Premier Renzi himself, two days ago, excluded new public MPS interventions, saying he prefers “a market operation,” but he knows he’s moving in a minefield, because Montepaschi might open a new case similar to the one of the four banks, even bigger than that, which might be a lethal one for his consensus (the more so if united to the difficult passage of the October referendum). In fact, we must take into account that MPS too has its own shareholders, and there are a lot of them too: We calculate that the shares owned by about 60,000 of its small shareholders are equal to, about, €5 billion.

We can only imagine what might happen should these rescuers be called in to replenish the eventual debts based on the bail-in rules: a strong economic risk for them, but also a new wave of protests that the government might not survive.

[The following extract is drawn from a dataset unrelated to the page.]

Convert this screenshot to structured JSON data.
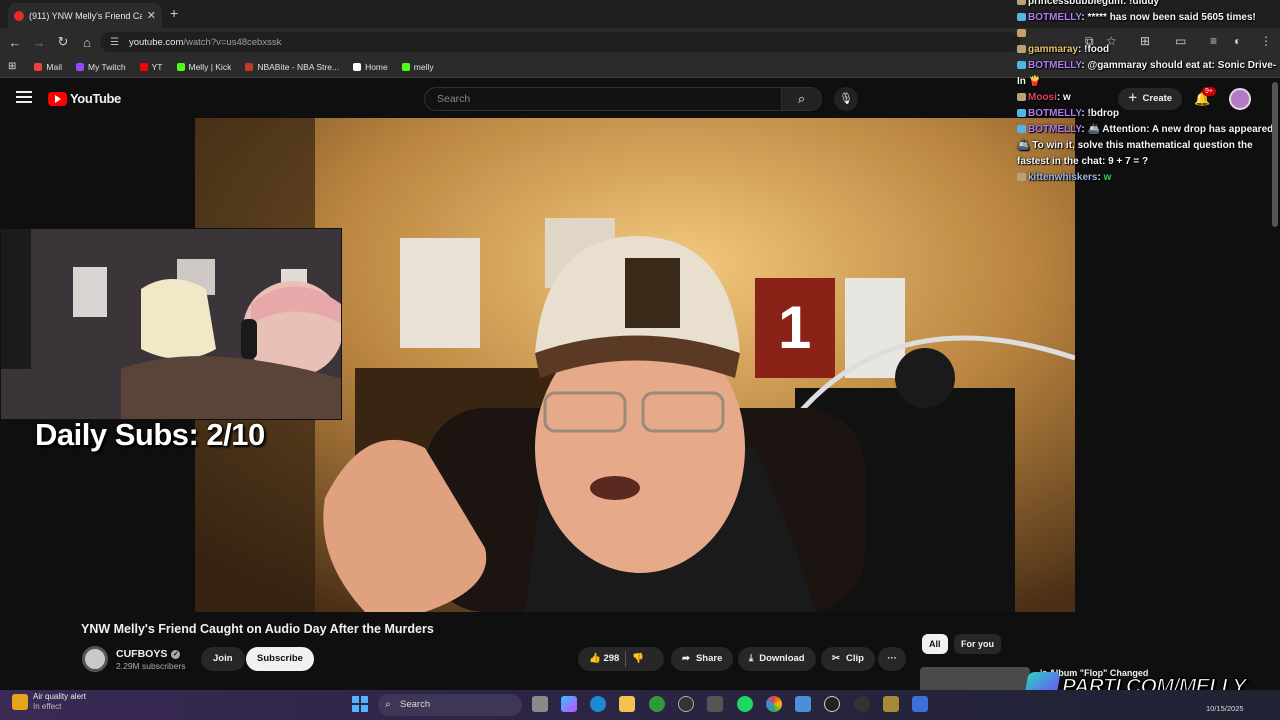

This is why Renzi, as the Financial Times highlighted, might have identified in the banking knot as an absolute urgency, attempting to solve it by “challenging Europe.”

We can’t exactly know what he’s going to be able to do, although it’s clear that, after the no from Angela Merkel a few days ago to the possibility of pumping public money into the system, the talks with Brussels have gone ahead anyway. “Italy,” the Financial Times writes, “is prepared to defy the EU and unilaterally pump billions of euros into its troubled banking system if it comes under severe systemic distress, a last-resort move that would smash through the bloc’s nascent regime for handling ailing banks.”

Certainly it wouldn’t be a Brexit, but, at least according to the Financial Times, “Italy is the eurozone’s biggest vulnerability following the shock outcome of the U.K. vote to leave the E.U.” And “stress test results are due on July 31 and senior bankers consider Italy’s weaker banks — including its third largest Monte dei Paschi — may be found to be undercapitalized.”

Monday, at the Democratic Party leadership meeting, Renzi spoke again on the banking issue: “Saving the account holders doesn’t mean protecting the interests of the lobbies, of the stronger powers,” he said. He then added he has done “all that was useful,” that he “took politics away from the banks.”

“I’ve closed the 2012 elections in Siena by saying that I would not have dealt with the nominations,” Renzi said. But much of his destiny will play out in the banks.